RE: So-called #SikhLivesMatter and the Khalistanis
Sons of Malcolm
This movement of political forces using and abusing Sikhism are broadly called 'Khalistanis', a supremacist religious sectarian movement which has direct parallels with either colonial supremacist movements such as Zionism and and the 'Muslim brotherhood' and other more sectarian supremacist forces in the Muslim world. All three movements have internalised colonial frameworks of sectarian division and project them as political projects.
Punjabi Sikhs are NOT oppressed as Sikhs in India, although like other supremacist sectarian forces the Khalistanis use the religious nature of the masses to construct a false notion of oppression borne of their provocative actions which results in over handed repression by the Indian state which these supremacist forces disingenuously use to further promote their sectarian project.
Punjab in India has many problems as the rest of India, but it is one of the most relatively affluent States, Sikhs are very confident across India and there is no mass problem of prejudice and state discrimination against them. Against a tiny group of sectarian political forces, yes, but not against the community at large. They are a tiny force in Punjab itself, but their base of support and financing is mostly in england.
The last 20 years has seen this militant socialist anti imperialist Sikh community defeated and now the sectarian supremacist forces have hegemony in Sikh diaspora in the 'west'. Direct parallels with sectarian supremacist forces in the Muslim community.
Like the last 25years of the Muslim community seeing the state sponsored hegemony handed over to pro gulf monarchist and sectarian forces. Just as some sections of Muslims have been saying for decades that this supremacist sectarianism is a reaction to oppression, similarly we now have many South Asian and Indian lefties giving ground to three supremacist 'Sikh' forces due to 1, having given up and being defeated in trying to organise theses communities, 2, being too afraid to push back against these sectarian thugs, and 3, trying to spin their failures and cowardice as making out these are somehow some legitimate response to repression.
In India due to the Indian state's repression and interaction with these forces were at times very unhelpful and counter productive, however let's not forget that this movement was a brazen murderous one with such acts such as stopping buses dividing Sikhs from non- Sikhs and killing all the non Sikhs. They were and remain a highly violently divisive force.

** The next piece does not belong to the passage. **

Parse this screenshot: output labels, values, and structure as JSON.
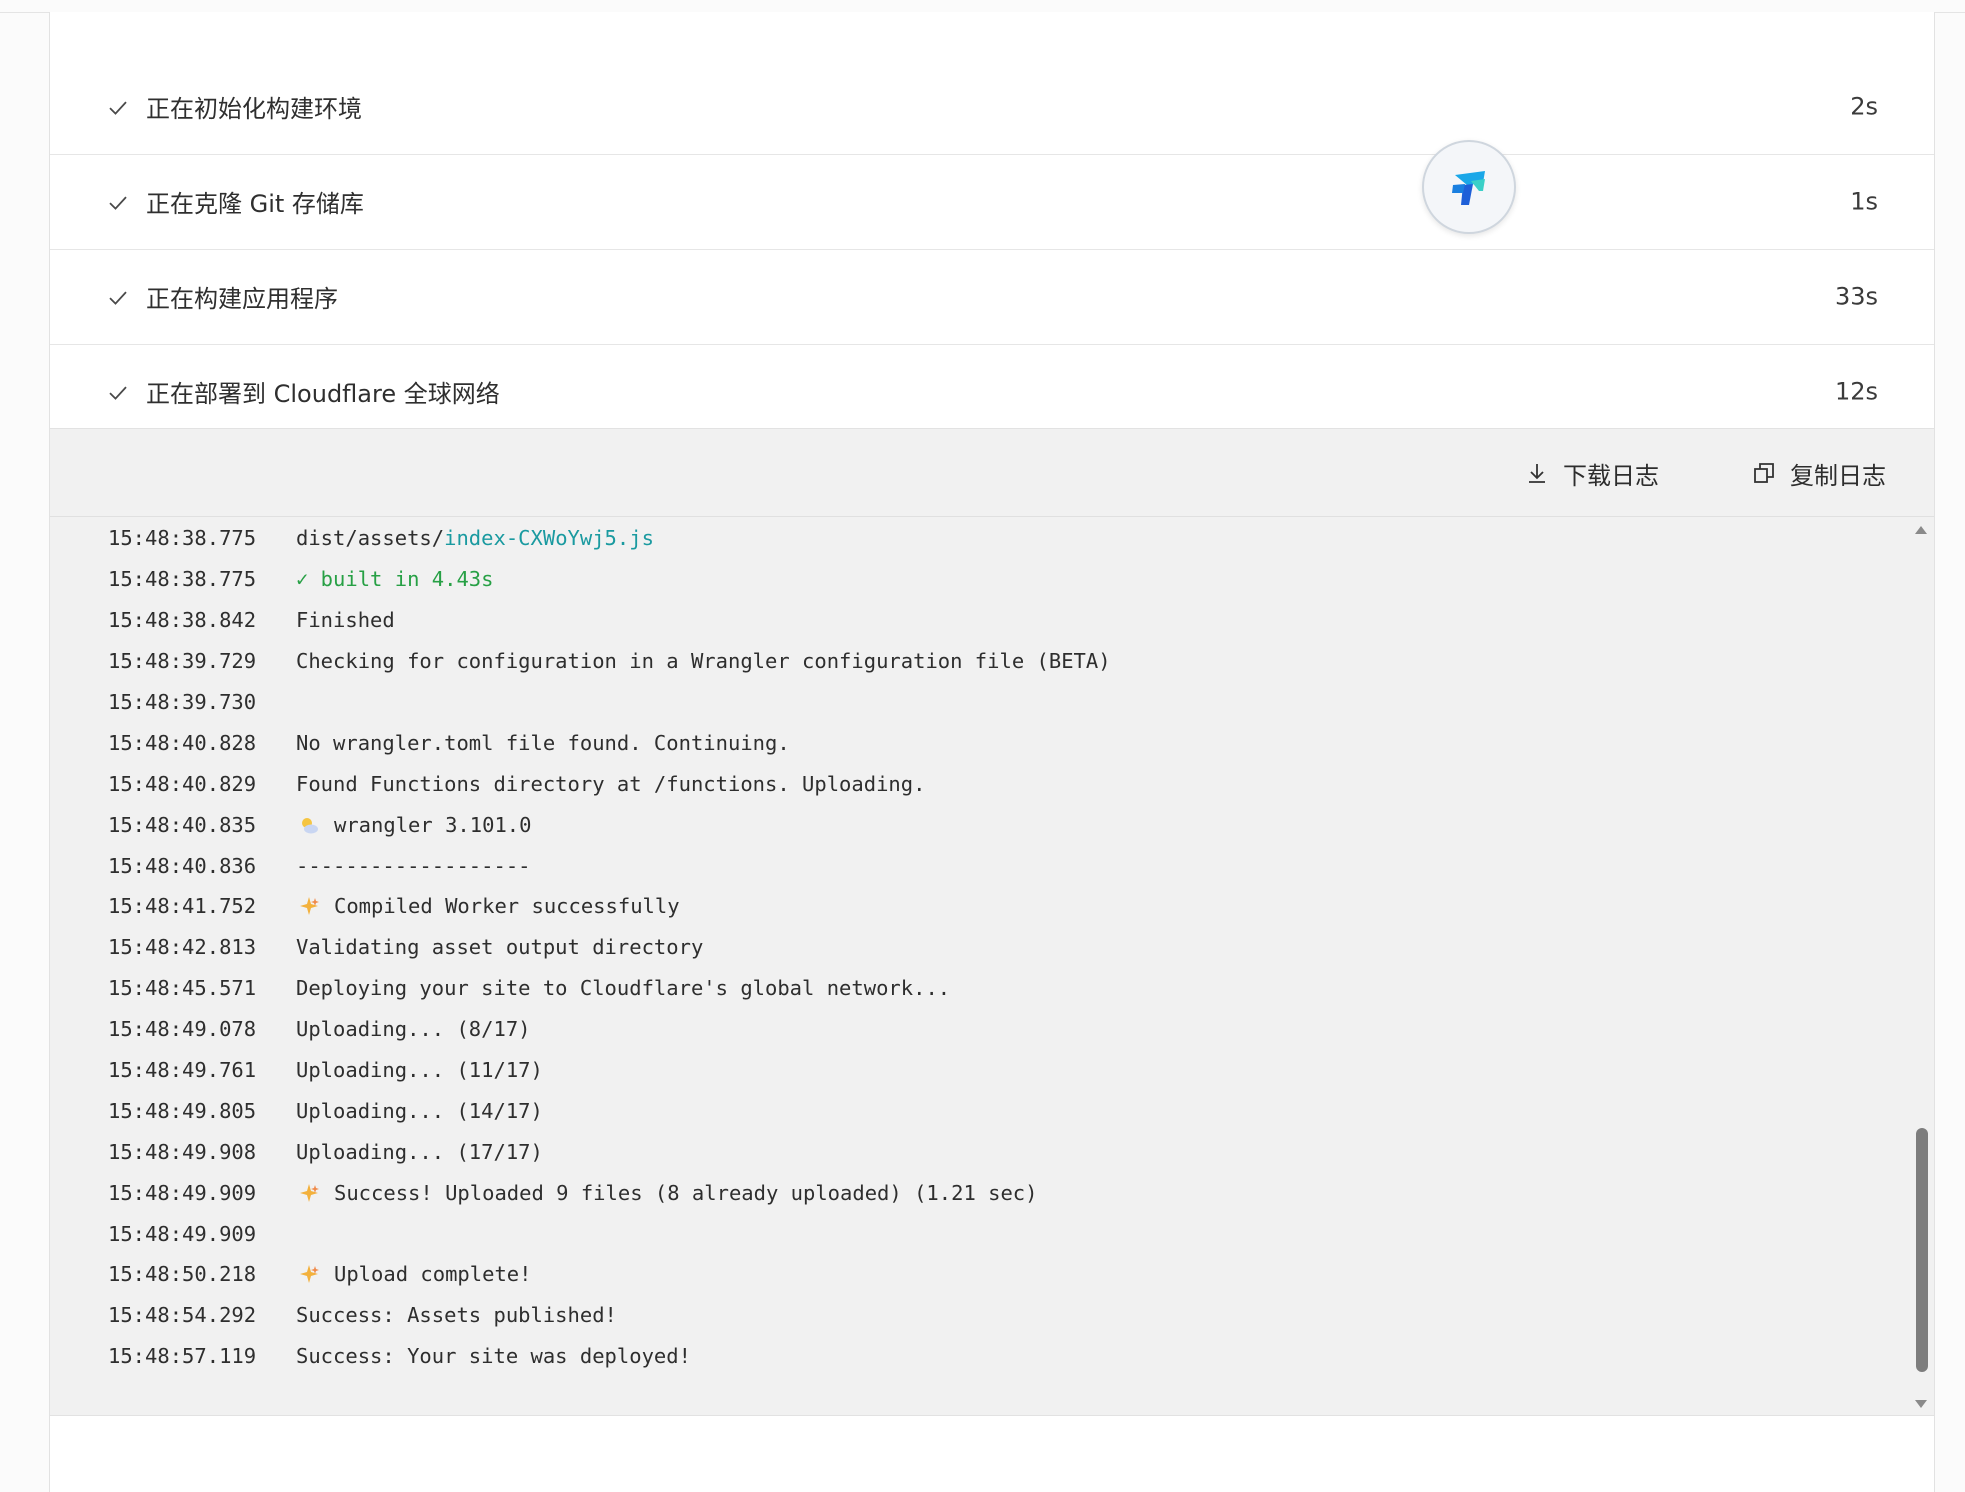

Today their actions include sectarianising and essentialising the Sikh religion into a sectarian one, and forces in this movement have been literally sabotaging mixed marriages (whereby mostly Sikh women are marrying non-Sikhs) in Sikh temples ('Gurdwaras') through straight forward thuggish and bullying tactics. Can you imagine?! Dozens of thugs sabotaging marriage ceremonies! The Gurdwaras need to be pressured to protect wedding ceremonies and families, but the Gurdwaras are increasingly giving ground to these sectarian forces, which unfairly puts the onus on families of the people getting married to protect their ceremonies.
Like supremacism in all communities, this problem has two basic sides to it: 1, the political situation in Indian Punjab - for a few decades the peoples forces against this sectarianism has been subsiding, and 2, For a few decades South Asian / Indian and Punjabi pro-people and unity forces have been subsiding to now a negligible state. These sectarian forces will only be defeated when the struggle in India sees a definitive push to defeat these forces in ALL communities of faith, and similarly in England. In England, there is no sign of it, it must be built however.
While we have a internally sectarian force using and abusing Hinduism in the form of Modi/BJP govt, the situation internally in India politically is much stronger than in England against all these sectarian supremacist forces. Unlike in England there are mass based pro peoples, pro unity, nationalist, socialist and communist forces and a healthy intelligentsia allied to these forces.
In England we need a new generation of South Asian Workers and Students United struggle needs developing in England. Are South Asian youth and workers ready to take this task on, or will we continue to give ground to sectarian supremacist forces?
The spirit, ideologies, legacy and path of Shaheed Bhagat Singh and Shaheed Udham Singh of uniting our peoples for our collective rights must inform a new age of our struggle.